Northern Wilds Magazine
Points North

Points North: Tiny Ticks Can Mean Big Trouble

One day last April, Craig Engwall noticed what looked like a dark freckle beneath his wrist watch. Putting on his reading glasses for a better look, he discovered it was a very tiny tick, which he removed. Engwall, who is the DNR’s regional administrator in Grand Rapids, had been bitten by the miniscule nymph of a black-legged tick, also called a deer tick. Unfortunately for him, big problems can come in very small packages. Within days, Engwall says he felt awful, with pain in his joints, nausea and a rash encircling his wrist.

Recognizing the symptoms of tick-borne Lyme’s disease and anaplasmosis, his doctor prescribed an antibiotic called Doxycline immediately and verified his diagnosis with blood tests. Because these illnesses are caused by viruses, they can be effectively treated with antibiotics. Engwall felt better and soon was back to his normal activities. But a couple of weeks later, the symptoms returned with a vengeance. Such a recurrence was strange, his doctor said. A blood sample was sent to the Mayo Clinic to test for a third tick-caused illness, babesiosis.

The test results were positive when they returned a week later. Babesesois, which is infrequent in Minnesota, is caused by a protozoan that attacks and destroys red blood cells. The symptoms are debilitating and for Engwall included severe vomiting and diarrhea, as well as a loss of appetite. Unable to eat, he drank Ensure for nourishment. In addition, he had neurological issues.

“What was scariest for me was if I slept for more than an hour, I’d wake up with no sense of time or place for 10 seconds or more,” he said.

Babeseosis is similar to malaria and treated with antimicrobial drugs. As with malaria, it may or may not be eradicated through treatment. For Engwall, who is still having daily issues with fatigue, stiff joints and loss of appetite, an eventual full recovery is possible and even likely.

“I’m hoping my quick diagnosis makes a difference,” he says. “I don’t want to go through the long term stuff that has happened to other people.”

Among those other people is his co-worker, DNR regional Wildlife supervisor Jeff Lightfoot, who has a condition called chronic Lyme’s disease. Lightfoot never saw the tick that bit him and came down with symptoms in February, 2009. Feeling run down and fatigued, he went to the doctor’s office thinking he had a seasonal virus. Instead, a blood test showed he was positive for Lyme’s disease.

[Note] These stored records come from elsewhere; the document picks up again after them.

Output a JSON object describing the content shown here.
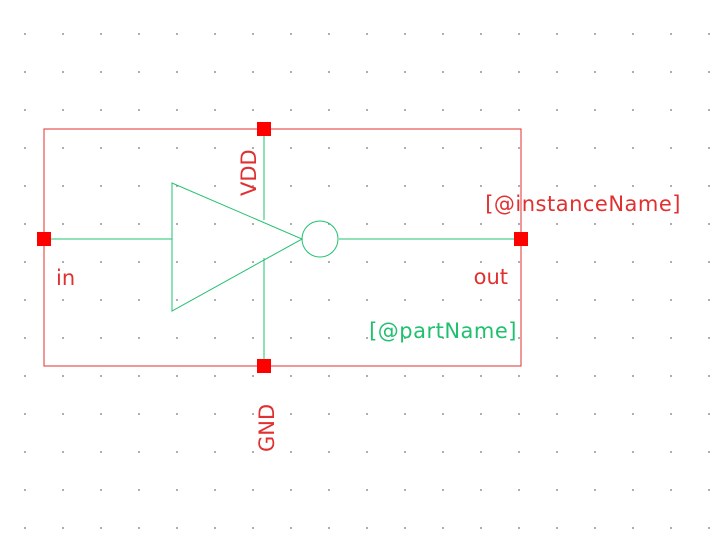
{
  "symbol": {
    "instance_name_label": "[@instanceName]",
    "part_name_label": "[@partName]"
  },
  "pins": {
    "in": "in",
    "out": "out",
    "vdd": "VDD",
    "gnd": "GND"
  },
  "colors": {
    "background": "#ffffff",
    "grid_dot": "#9a9a9a",
    "symbol_outline": "#e03030",
    "pin_marker": "#ff0000",
    "device": "#20c070",
    "pin_label": "#e03030",
    "part_label": "#20c070"
  }
}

Like Engwall, Lightfoot was started on a 21-day course of doxycycline. The difference was Engwall was able to start treatment shortly after being, while months passed before Lightfoot showed symptoms and went to the doctor. When the doxycycline failed to address his symptoms, he received 10 days of intravenous medication via a permanent tic line in his arm. On day nine, he began feeling better. His health improved for several months, lasting through the summer, but the symptoms returned in the fall.

Lightfoot tried alternative and nontraditional treatments to restore the healthy bacteria in his body that were destroyed by antibiotics. Although he felt better for awhile, the symptoms came back again, including severe headaches, fatigue, general aches, difficulty keeping his eyes open and a condition called foggy brain, which he describes as feeling as though you’ve had a couple of glasses of wine when you haven’t had anything at all.

“Feeling lousy has sort of been my life for two years,” he says of the illness. “They call it chronic Lyme’s disease, but they’re not even sure what it is.”

Prior to the illness, Lightfoot ran and worked out daily. Now a workout is likely to lead to exhaustion and aggravate his symptoms. He goes to work, but sometimes is unable to put in a whole day. He has resumed activities such as hunting, but he doesn’t have the stamina to stay out all day. On a bright note, he has become more involved in youth soccer, which he enjoys. And he keeps hoping he’ll feel better someday.

“I keep waiting for the medical community to announce a cure,” he says.

Neither of the men has quit going outdoors when ticks are active. Engwall says he doesn’t intend to give up grouse hunting or other woodland activities, but he will take precautions to avoid ticks. He pulls his socks over his pant legs, applies DEET to his skin and sprays his clothing with tick-repelling Pyrethrum. When he is not using repellant, he avoids walking in places, such as tall grass, where ticks occur. In addition to practicing tick avoidance, Engwall thinks people should seek medical treatment if they have symptoms of a tick-related illness.

“Considering where we live and how many of us are active outdoors, if there is any chance you were bitten by a tick and don’t feel well, just go to the doctor,” Engwall says.

It’s good advice. As Engwall and Lightfoot have learned the hard way, a tiny tick can mean big trouble for your health.